Other than trying to be new, there’s some major improvements in utility programs I expect from FC11. As almost a year has passed by now, the new versions of the programs and compleately fresh programs came this year, seemed too mush to be handled by old FC9.
- Qt 4.3 to 4.5 – This has caused me to stop installing about 20 programs. People these days need Qt for GUI as they need coke
- Mono 1.9 – 2.x – C# happy people tends to right code in newest way possible to them. So until now, I was unable to install mono 2.0 !
- Boost libraries – Try installing some stastics programs without old versions. It gives hell.
- Gnome 2.26 – Always easy to do things when you have new GUI !
- Xulrunner – FC9 came with a beta, and it did give hell.
Other reasons are bugs:
- Sleeping problem – FC9 system couldn’t sleep, it shuts down !
- The authentic driver for 945GZ failed. So I used an experimental one.

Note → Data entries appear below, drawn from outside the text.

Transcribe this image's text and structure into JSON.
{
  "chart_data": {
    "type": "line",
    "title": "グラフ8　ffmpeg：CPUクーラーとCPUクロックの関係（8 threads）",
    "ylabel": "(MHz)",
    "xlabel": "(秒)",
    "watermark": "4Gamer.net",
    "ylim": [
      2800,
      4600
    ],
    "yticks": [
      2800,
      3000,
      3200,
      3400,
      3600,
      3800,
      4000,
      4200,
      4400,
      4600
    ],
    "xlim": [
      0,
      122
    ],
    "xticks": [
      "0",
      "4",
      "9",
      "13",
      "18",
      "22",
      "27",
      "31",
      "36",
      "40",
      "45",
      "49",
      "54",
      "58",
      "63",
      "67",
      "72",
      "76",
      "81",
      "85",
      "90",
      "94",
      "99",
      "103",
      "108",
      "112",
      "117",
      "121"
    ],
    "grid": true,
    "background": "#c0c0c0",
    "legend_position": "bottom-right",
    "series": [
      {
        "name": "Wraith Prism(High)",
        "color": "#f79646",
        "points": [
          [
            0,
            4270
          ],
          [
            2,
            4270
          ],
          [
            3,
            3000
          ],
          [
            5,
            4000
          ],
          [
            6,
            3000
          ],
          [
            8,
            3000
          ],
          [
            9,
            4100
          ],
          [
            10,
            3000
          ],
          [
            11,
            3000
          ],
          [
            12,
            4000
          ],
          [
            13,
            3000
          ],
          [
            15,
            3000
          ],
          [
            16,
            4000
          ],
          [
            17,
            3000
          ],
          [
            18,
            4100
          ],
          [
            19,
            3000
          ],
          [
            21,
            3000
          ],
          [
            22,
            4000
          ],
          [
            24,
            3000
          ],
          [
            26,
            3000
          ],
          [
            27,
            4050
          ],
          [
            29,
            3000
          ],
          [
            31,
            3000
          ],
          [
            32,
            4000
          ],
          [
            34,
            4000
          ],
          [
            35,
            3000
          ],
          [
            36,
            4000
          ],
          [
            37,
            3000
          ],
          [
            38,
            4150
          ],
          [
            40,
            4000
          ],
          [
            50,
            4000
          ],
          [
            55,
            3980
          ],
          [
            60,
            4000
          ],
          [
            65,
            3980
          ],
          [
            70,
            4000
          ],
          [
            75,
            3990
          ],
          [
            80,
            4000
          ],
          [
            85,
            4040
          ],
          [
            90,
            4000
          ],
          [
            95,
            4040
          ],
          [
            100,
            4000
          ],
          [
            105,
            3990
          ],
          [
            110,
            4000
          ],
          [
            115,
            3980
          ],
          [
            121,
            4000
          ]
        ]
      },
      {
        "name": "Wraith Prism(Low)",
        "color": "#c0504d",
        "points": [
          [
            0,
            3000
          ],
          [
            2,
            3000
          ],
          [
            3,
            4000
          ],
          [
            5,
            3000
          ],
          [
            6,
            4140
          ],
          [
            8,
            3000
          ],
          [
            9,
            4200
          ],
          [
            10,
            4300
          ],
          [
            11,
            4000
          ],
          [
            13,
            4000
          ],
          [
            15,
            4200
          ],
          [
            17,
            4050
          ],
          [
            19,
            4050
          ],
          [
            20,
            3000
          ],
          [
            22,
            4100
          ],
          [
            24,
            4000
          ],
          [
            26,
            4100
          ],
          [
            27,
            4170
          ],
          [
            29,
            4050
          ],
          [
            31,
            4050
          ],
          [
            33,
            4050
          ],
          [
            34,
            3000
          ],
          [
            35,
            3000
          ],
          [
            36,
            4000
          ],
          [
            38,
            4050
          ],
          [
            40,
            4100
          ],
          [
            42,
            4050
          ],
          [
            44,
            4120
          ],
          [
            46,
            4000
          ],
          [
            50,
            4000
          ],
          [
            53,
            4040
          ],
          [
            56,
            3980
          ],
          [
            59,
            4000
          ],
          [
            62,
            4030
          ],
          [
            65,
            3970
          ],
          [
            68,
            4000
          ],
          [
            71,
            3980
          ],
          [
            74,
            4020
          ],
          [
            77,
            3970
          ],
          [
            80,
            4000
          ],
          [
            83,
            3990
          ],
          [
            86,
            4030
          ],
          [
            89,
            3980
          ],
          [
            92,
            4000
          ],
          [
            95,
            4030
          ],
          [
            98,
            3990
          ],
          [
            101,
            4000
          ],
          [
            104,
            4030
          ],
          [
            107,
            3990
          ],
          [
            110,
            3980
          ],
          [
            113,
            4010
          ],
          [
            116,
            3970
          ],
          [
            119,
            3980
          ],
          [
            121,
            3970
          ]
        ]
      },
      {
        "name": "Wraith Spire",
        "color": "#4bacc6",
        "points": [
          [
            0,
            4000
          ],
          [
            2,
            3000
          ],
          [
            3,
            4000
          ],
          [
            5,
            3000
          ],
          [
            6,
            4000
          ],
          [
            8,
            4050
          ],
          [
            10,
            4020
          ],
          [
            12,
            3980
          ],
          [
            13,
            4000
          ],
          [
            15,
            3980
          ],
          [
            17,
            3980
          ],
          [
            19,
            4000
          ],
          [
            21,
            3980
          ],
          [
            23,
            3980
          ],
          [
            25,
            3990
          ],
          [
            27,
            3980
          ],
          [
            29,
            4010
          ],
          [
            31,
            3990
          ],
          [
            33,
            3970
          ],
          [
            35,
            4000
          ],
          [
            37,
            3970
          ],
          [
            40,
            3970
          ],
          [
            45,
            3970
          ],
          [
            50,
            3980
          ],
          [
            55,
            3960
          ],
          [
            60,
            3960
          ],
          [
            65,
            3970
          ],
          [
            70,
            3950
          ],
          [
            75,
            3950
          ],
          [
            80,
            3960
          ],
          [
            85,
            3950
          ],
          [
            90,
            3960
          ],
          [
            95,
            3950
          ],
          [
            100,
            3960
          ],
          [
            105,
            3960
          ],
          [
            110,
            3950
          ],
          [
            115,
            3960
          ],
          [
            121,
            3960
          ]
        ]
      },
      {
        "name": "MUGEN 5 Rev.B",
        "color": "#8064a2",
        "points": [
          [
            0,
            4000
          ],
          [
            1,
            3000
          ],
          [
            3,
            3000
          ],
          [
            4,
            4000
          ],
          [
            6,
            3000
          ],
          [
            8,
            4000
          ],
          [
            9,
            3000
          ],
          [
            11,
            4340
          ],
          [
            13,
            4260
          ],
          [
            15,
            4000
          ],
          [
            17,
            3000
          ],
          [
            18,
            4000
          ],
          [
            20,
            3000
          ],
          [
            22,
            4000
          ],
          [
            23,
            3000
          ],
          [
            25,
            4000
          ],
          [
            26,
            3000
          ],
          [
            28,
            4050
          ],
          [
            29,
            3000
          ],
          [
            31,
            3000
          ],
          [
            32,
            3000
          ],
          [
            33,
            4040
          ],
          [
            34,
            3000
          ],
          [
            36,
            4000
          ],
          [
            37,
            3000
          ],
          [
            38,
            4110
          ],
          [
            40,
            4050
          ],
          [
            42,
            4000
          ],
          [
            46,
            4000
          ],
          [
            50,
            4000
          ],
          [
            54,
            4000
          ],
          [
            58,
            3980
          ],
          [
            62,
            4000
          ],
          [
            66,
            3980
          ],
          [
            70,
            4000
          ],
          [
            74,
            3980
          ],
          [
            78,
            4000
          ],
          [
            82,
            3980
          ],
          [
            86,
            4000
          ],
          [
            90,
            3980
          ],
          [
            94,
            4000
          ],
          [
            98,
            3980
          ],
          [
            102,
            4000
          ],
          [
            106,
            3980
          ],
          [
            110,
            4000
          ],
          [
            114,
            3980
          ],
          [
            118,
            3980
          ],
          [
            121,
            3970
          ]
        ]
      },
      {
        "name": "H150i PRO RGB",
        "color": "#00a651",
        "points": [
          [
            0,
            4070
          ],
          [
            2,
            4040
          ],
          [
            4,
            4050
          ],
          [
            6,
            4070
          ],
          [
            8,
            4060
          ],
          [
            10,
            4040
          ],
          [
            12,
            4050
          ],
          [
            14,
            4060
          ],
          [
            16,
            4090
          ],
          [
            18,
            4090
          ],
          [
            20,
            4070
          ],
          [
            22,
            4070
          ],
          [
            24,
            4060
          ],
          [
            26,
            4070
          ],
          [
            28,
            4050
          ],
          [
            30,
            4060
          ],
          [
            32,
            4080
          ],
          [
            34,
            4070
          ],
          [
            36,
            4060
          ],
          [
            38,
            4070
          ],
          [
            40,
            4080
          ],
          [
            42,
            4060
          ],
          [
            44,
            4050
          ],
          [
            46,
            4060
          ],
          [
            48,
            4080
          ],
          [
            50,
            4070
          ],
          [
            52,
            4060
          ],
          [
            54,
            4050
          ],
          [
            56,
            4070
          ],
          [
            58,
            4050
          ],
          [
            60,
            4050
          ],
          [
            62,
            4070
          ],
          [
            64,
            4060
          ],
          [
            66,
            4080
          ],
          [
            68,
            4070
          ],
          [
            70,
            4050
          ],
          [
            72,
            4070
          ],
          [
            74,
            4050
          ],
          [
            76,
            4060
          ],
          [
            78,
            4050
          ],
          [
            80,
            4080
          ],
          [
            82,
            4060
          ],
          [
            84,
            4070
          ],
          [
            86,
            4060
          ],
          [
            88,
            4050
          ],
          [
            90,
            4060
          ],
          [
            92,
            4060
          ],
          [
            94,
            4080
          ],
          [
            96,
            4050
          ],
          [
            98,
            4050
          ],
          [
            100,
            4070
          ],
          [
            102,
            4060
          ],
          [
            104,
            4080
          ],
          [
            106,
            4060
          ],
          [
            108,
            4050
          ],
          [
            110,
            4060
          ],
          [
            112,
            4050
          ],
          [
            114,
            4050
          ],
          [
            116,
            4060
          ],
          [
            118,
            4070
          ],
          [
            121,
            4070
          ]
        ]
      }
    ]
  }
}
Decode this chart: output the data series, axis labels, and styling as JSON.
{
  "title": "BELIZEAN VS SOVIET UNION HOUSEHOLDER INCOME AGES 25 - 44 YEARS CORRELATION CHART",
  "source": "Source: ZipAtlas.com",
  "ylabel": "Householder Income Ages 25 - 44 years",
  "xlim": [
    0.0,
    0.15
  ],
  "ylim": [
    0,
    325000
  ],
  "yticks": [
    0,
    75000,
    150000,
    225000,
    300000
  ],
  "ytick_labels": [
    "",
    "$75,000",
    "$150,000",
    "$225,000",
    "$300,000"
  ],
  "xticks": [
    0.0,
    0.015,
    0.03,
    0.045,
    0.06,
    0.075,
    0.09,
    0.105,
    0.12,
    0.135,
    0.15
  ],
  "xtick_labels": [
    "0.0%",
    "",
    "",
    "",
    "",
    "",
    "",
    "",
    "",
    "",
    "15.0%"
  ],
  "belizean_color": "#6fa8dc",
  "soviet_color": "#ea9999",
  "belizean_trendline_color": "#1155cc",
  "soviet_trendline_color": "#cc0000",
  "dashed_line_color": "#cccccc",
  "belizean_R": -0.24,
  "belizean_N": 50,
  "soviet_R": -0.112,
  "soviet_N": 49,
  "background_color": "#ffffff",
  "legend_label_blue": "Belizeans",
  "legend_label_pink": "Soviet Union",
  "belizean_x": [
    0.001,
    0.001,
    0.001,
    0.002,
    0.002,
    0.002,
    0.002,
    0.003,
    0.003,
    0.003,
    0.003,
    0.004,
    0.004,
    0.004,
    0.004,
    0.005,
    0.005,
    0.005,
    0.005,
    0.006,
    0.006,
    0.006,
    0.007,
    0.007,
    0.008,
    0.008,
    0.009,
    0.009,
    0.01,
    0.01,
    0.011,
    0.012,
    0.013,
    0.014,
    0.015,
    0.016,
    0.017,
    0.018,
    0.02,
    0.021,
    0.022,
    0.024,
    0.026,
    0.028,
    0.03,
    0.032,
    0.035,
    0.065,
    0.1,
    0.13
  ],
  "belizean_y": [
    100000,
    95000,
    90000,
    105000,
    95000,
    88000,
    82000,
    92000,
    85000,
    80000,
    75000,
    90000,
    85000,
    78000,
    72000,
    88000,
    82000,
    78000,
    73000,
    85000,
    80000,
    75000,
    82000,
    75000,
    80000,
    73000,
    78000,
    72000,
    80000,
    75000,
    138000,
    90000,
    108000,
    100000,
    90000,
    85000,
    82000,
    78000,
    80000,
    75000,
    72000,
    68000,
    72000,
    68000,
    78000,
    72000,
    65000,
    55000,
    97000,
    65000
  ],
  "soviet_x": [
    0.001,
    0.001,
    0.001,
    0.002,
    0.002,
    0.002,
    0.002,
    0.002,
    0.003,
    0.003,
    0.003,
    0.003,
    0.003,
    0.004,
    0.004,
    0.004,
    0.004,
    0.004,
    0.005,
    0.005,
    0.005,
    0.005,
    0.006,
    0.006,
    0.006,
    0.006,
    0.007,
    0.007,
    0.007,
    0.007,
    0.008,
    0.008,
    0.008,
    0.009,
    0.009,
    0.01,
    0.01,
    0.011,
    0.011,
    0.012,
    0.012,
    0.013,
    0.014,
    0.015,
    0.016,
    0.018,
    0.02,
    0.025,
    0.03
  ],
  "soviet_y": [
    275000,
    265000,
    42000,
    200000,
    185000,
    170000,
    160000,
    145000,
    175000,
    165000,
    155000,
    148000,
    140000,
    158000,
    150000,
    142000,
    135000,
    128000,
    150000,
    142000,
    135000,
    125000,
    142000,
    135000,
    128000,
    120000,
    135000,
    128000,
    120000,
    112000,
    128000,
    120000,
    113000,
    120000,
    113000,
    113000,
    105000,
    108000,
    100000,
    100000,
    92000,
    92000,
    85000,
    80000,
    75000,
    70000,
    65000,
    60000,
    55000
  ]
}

- GDM had a bug, so I can’t logout and loggin with another user, using GUI.
- So many more
Anyway, of those 200 programs, many of them were compiled from source. So the RPM does not know about them and if the FC11 has the .rpm for those, it will overwrite the files, and this could cause problems. And above programs were compiled for kernel year ago, so I expect many programs to fail at the new OS. So I have listed all the manually installed programs, current list of RPM’s , bins and includes. This is hoe I did it.
rpm -qa >> filename ‘saves all RPM to a file
ls /usr/bin >> filename ‘saves list of binaries
ls /usr/include >> filename ‘saves list of source files
In case neede to search for something,
cat filename | grep <search string>
Ok i’m going to start it now. I hope current won’t go off.
Special thanks for Isuru Udana for providing me the FC9 DVD.